Once the PNA transfer reactions worked, it was just a matter of following the literature. Toehold-mediated strand displacement introduced by Yurke worked amazingly to allow erasable labelling. But not only can one imagine the PNA tag used for all sorts of other clever DNA technologies (DNA-PAINT, spatial organisation, proximity ligation etc.) but using a rationally designed coiled coil system as the basis of target recognition will also enable further developments- the Jerala group have already shown that a set of 6 orthogonal coiled coils can be functional in a cellular setting. Although I won’t be involved in all of this before my time finishes in the group, I feel at least contented that the next lucky PhD candidate will have their hands pretty full.
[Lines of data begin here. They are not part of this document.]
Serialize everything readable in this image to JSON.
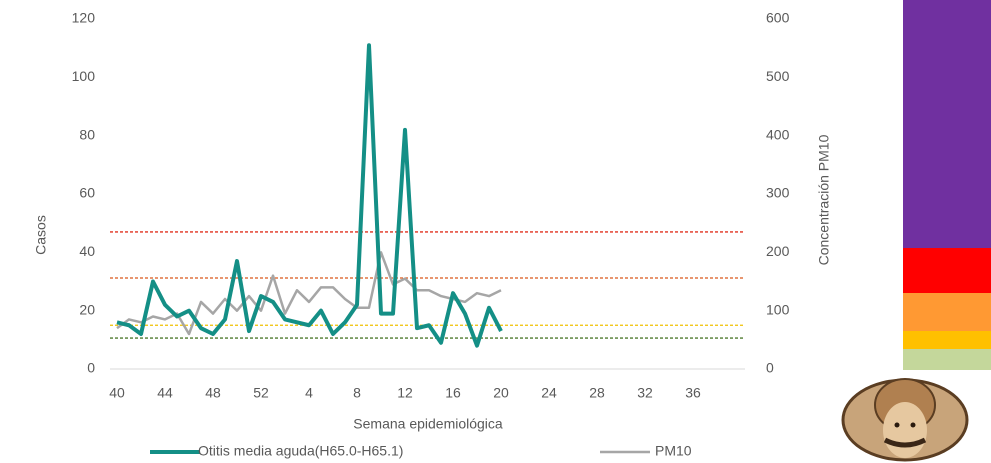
{
  "chart_data": {
    "type": "line",
    "x_label": "Semana epidemiológica",
    "y_label": "Casos",
    "y2_label": "Concentración PM10",
    "categories": [
      "40",
      null,
      null,
      null,
      "44",
      null,
      null,
      null,
      "48",
      null,
      null,
      null,
      "52",
      null,
      null,
      null,
      "4",
      null,
      null,
      null,
      "8",
      null,
      null,
      null,
      "12",
      null,
      null,
      null,
      "16",
      null,
      null,
      null,
      "20",
      null,
      null,
      null,
      "24",
      null,
      null,
      null,
      "28",
      null,
      null,
      null,
      "32",
      null,
      null,
      null,
      "36",
      null,
      null,
      null,
      null
    ],
    "ylim": [
      0,
      120
    ],
    "yticks": [
      0,
      20,
      40,
      60,
      80,
      100,
      120
    ],
    "y2lim": [
      0,
      600
    ],
    "y2ticks": [
      0,
      100,
      200,
      300,
      400,
      500,
      600
    ],
    "series": [
      {
        "name": "Otitis media aguda(H65.0-H65.1)",
        "color": "#148f86",
        "axis": "y",
        "values": [
          16,
          15,
          12,
          30,
          22,
          18,
          20,
          14,
          12,
          17,
          37,
          13,
          25,
          23,
          17,
          16,
          15,
          20,
          12,
          16,
          22,
          111,
          19,
          19,
          82,
          14,
          15,
          9,
          26,
          19,
          8,
          21,
          13,
          null,
          null,
          null,
          null,
          null,
          null,
          null,
          null,
          null,
          null,
          null,
          null,
          null,
          null,
          null,
          null,
          null,
          null,
          null,
          null
        ]
      },
      {
        "name": "PM10",
        "color": "#a6a6a6",
        "axis": "y2",
        "values": [
          70,
          85,
          80,
          90,
          85,
          95,
          60,
          115,
          95,
          120,
          100,
          125,
          100,
          160,
          95,
          135,
          115,
          140,
          140,
          120,
          105,
          105,
          200,
          145,
          155,
          135,
          135,
          125,
          120,
          115,
          130,
          125,
          135,
          null,
          null,
          null,
          null,
          null,
          null,
          null,
          null,
          null,
          null,
          null,
          null,
          null,
          null,
          null,
          null,
          null,
          null,
          null,
          null
        ]
      }
    ],
    "reference_lines": [
      {
        "value": 235,
        "axis": "y2",
        "color": "#e0301e"
      },
      {
        "value": 156,
        "axis": "y2",
        "color": "#d9581a"
      },
      {
        "value": 75,
        "axis": "y2",
        "color": "#f0c000"
      },
      {
        "value": 53,
        "axis": "y2",
        "color": "#4e7a2e"
      }
    ]
  }
}
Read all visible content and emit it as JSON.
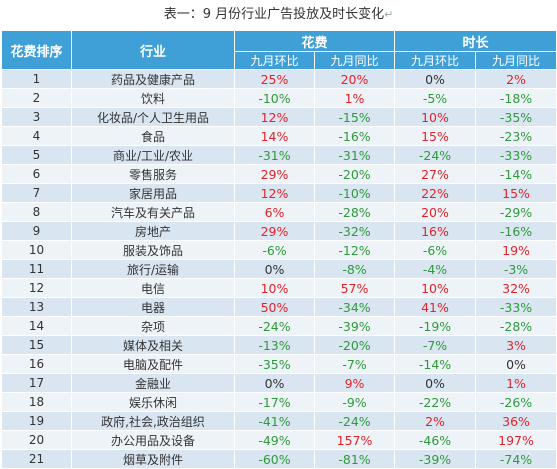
{
  "title": "表一：9 月份行业广告投放及时长变化",
  "return_mark": "↵",
  "headers": {
    "rank": "花费排序",
    "industry": "行业",
    "spend": "花费",
    "duration": "时长",
    "mom": "九月环比",
    "yoy": "九月同比"
  },
  "rows": [
    {
      "rank": "1",
      "industry": "药品及健康产品",
      "spend_mom": "25%",
      "spend_yoy": "20%",
      "dur_mom": "0%",
      "dur_yoy": "2%"
    },
    {
      "rank": "2",
      "industry": "饮料",
      "spend_mom": "-10%",
      "spend_yoy": "1%",
      "dur_mom": "-5%",
      "dur_yoy": "-18%"
    },
    {
      "rank": "3",
      "industry": "化妆品/个人卫生用品",
      "spend_mom": "12%",
      "spend_yoy": "-15%",
      "dur_mom": "10%",
      "dur_yoy": "-35%"
    },
    {
      "rank": "4",
      "industry": "食品",
      "spend_mom": "14%",
      "spend_yoy": "-16%",
      "dur_mom": "15%",
      "dur_yoy": "-23%"
    },
    {
      "rank": "5",
      "industry": "商业/工业/农业",
      "spend_mom": "-31%",
      "spend_yoy": "-31%",
      "dur_mom": "-24%",
      "dur_yoy": "-33%"
    },
    {
      "rank": "6",
      "industry": "零售服务",
      "spend_mom": "29%",
      "spend_yoy": "-20%",
      "dur_mom": "27%",
      "dur_yoy": "-14%"
    },
    {
      "rank": "7",
      "industry": "家居用品",
      "spend_mom": "12%",
      "spend_yoy": "-10%",
      "dur_mom": "22%",
      "dur_yoy": "15%"
    },
    {
      "rank": "8",
      "industry": "汽车及有关产品",
      "spend_mom": "6%",
      "spend_yoy": "-28%",
      "dur_mom": "20%",
      "dur_yoy": "-29%"
    },
    {
      "rank": "9",
      "industry": "房地产",
      "spend_mom": "29%",
      "spend_yoy": "-32%",
      "dur_mom": "16%",
      "dur_yoy": "-16%"
    },
    {
      "rank": "10",
      "industry": "服装及饰品",
      "spend_mom": "-6%",
      "spend_yoy": "-12%",
      "dur_mom": "-6%",
      "dur_yoy": "19%"
    },
    {
      "rank": "11",
      "industry": "旅行/运输",
      "spend_mom": "0%",
      "spend_yoy": "-8%",
      "dur_mom": "-4%",
      "dur_yoy": "-3%"
    },
    {
      "rank": "12",
      "industry": "电信",
      "spend_mom": "10%",
      "spend_yoy": "57%",
      "dur_mom": "10%",
      "dur_yoy": "32%"
    },
    {
      "rank": "13",
      "industry": "电器",
      "spend_mom": "50%",
      "spend_yoy": "-34%",
      "dur_mom": "41%",
      "dur_yoy": "-33%"
    },
    {
      "rank": "14",
      "industry": "杂项",
      "spend_mom": "-24%",
      "spend_yoy": "-39%",
      "dur_mom": "-19%",
      "dur_yoy": "-28%"
    },
    {
      "rank": "15",
      "industry": "媒体及相关",
      "spend_mom": "-13%",
      "spend_yoy": "-20%",
      "dur_mom": "-7%",
      "dur_yoy": "3%"
    },
    {
      "rank": "16",
      "industry": "电脑及配件",
      "spend_mom": "-35%",
      "spend_yoy": "-7%",
      "dur_mom": "-14%",
      "dur_yoy": "0%"
    },
    {
      "rank": "17",
      "industry": "金融业",
      "spend_mom": "0%",
      "spend_yoy": "9%",
      "dur_mom": "0%",
      "dur_yoy": "1%"
    },
    {
      "rank": "18",
      "industry": "娱乐休闲",
      "spend_mom": "-17%",
      "spend_yoy": "-9%",
      "dur_mom": "-22%",
      "dur_yoy": "-26%"
    },
    {
      "rank": "19",
      "industry": "政府,社会,政治组织",
      "spend_mom": "-41%",
      "spend_yoy": "-24%",
      "dur_mom": "2%",
      "dur_yoy": "36%"
    },
    {
      "rank": "20",
      "industry": "办公用品及设备",
      "spend_mom": "-49%",
      "spend_yoy": "157%",
      "dur_mom": "-46%",
      "dur_yoy": "197%"
    },
    {
      "rank": "21",
      "industry": "烟草及附件",
      "spend_mom": "-60%",
      "spend_yoy": "-81%",
      "dur_mom": "-39%",
      "dur_yoy": "-74%"
    }
  ],
  "colors": {
    "header_bg": "#3fa0d8",
    "row_odd": "#d9e6f2",
    "row_even": "#eef3f8",
    "positive": "#e0242a",
    "negative": "#2e9a3a"
  }
}
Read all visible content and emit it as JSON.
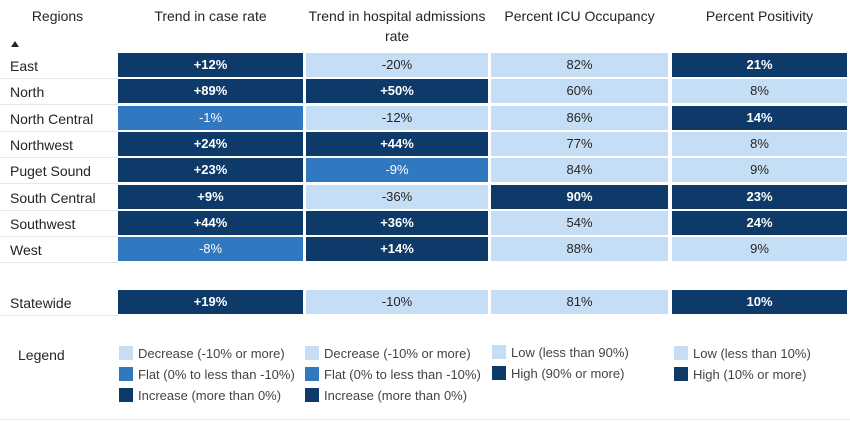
{
  "headers": {
    "regions": "Regions",
    "case_rate": "Trend in case rate",
    "hospital": "Trend in hospital admissions rate",
    "icu": "Percent ICU Occupancy",
    "positivity": "Percent Positivity"
  },
  "rows": [
    {
      "region": "East",
      "case": "+12%",
      "case_cat": "inc",
      "hosp": "-20%",
      "hosp_cat": "dec",
      "icu": "82%",
      "icu_cat": "low",
      "pos": "21%",
      "pos_cat": "high"
    },
    {
      "region": "North",
      "case": "+89%",
      "case_cat": "inc",
      "hosp": "+50%",
      "hosp_cat": "inc",
      "icu": "60%",
      "icu_cat": "low",
      "pos": "8%",
      "pos_cat": "low"
    },
    {
      "region": "North Central",
      "case": "-1%",
      "case_cat": "flat",
      "hosp": "-12%",
      "hosp_cat": "dec",
      "icu": "86%",
      "icu_cat": "low",
      "pos": "14%",
      "pos_cat": "high"
    },
    {
      "region": "Northwest",
      "case": "+24%",
      "case_cat": "inc",
      "hosp": "+44%",
      "hosp_cat": "inc",
      "icu": "77%",
      "icu_cat": "low",
      "pos": "8%",
      "pos_cat": "low"
    },
    {
      "region": "Puget Sound",
      "case": "+23%",
      "case_cat": "inc",
      "hosp": "-9%",
      "hosp_cat": "flat",
      "icu": "84%",
      "icu_cat": "low",
      "pos": "9%",
      "pos_cat": "low"
    },
    {
      "region": "South Central",
      "case": "+9%",
      "case_cat": "inc",
      "hosp": "-36%",
      "hosp_cat": "dec",
      "icu": "90%",
      "icu_cat": "high",
      "pos": "23%",
      "pos_cat": "high"
    },
    {
      "region": "Southwest",
      "case": "+44%",
      "case_cat": "inc",
      "hosp": "+36%",
      "hosp_cat": "inc",
      "icu": "54%",
      "icu_cat": "low",
      "pos": "24%",
      "pos_cat": "high"
    },
    {
      "region": "West",
      "case": "-8%",
      "case_cat": "flat",
      "hosp": "+14%",
      "hosp_cat": "inc",
      "icu": "88%",
      "icu_cat": "low",
      "pos": "9%",
      "pos_cat": "low"
    }
  ],
  "statewide": {
    "region": "Statewide",
    "case": "+19%",
    "case_cat": "inc",
    "hosp": "-10%",
    "hosp_cat": "dec",
    "icu": "81%",
    "icu_cat": "low",
    "pos": "10%",
    "pos_cat": "high"
  },
  "legend": {
    "title": "Legend",
    "case": [
      "Decrease (-10% or more)",
      "Flat (0% to less than -10%)",
      "Increase (more than 0%)"
    ],
    "hosp": [
      "Decrease (-10% or more)",
      "Flat (0% to less than -10%)",
      "Increase (more than 0%)"
    ],
    "icu": [
      "Low (less than 90%)",
      "High (90% or more)"
    ],
    "pos": [
      "Low (less than 10%)",
      "High (10% or more)"
    ]
  },
  "colors": {
    "dark": "#0d3a68",
    "mid": "#3078c0",
    "light": "#c6def5"
  },
  "icons": {
    "sort": "sort-ascending-icon"
  }
}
Our paper can be found at: https://www.nature.com/articles/s41557-020-00584-z
Further Reading:
“Coiled-coil tag--probe system for quick labeling of membrane receptors in living cell. “ Yano Y, Yano A, Oishi S, Sugimoto Y, Tsujimoto G, Fujii N, Matsuzaki K. ACS Chem Biol. 2008 Jun 20;3(6):341-5. doi: 10.1021/cb8000556. PMID: 18533657.
"Rapid Covalent Fluorescence Labeling of Membrane Proteins on Live Cells via Coiled-Coil Templated Acyl Transfer" U. Reinhardt, J. Lotze, K. Mörl, A.G. Beck-Sickinger, O. Seitz*, Bioconjugate Chem. 2015, 26, 2106-2117 (DOI: 10.1021/acs.bioconjchem.5b00387)
”Time-Resolved Tracking of Separately Internalized Neuropeptide Y2 Receptors by Two-Color Pulse-Chase" J. Lotze, P. Wolf, U. Reinhardt, O. Seitz, K. Mörl, A.G. Beck-Sickinger*, ACS Chem. Biol. 2018, 13, 618–627 (DOI: 10.1021/acschembio.7b00999)
“A tunable orthogonal coiled-coil interaction toolbox for engineering mammalian cells. Nature Chemical Biology” Lebar, T., Lainšček, D., Merljak, E., Aupič, J. & Jerala, R. Nat Chem Biol 16, 513–519 (2020).doi:10.1038/s41589-019-0443-y (2020).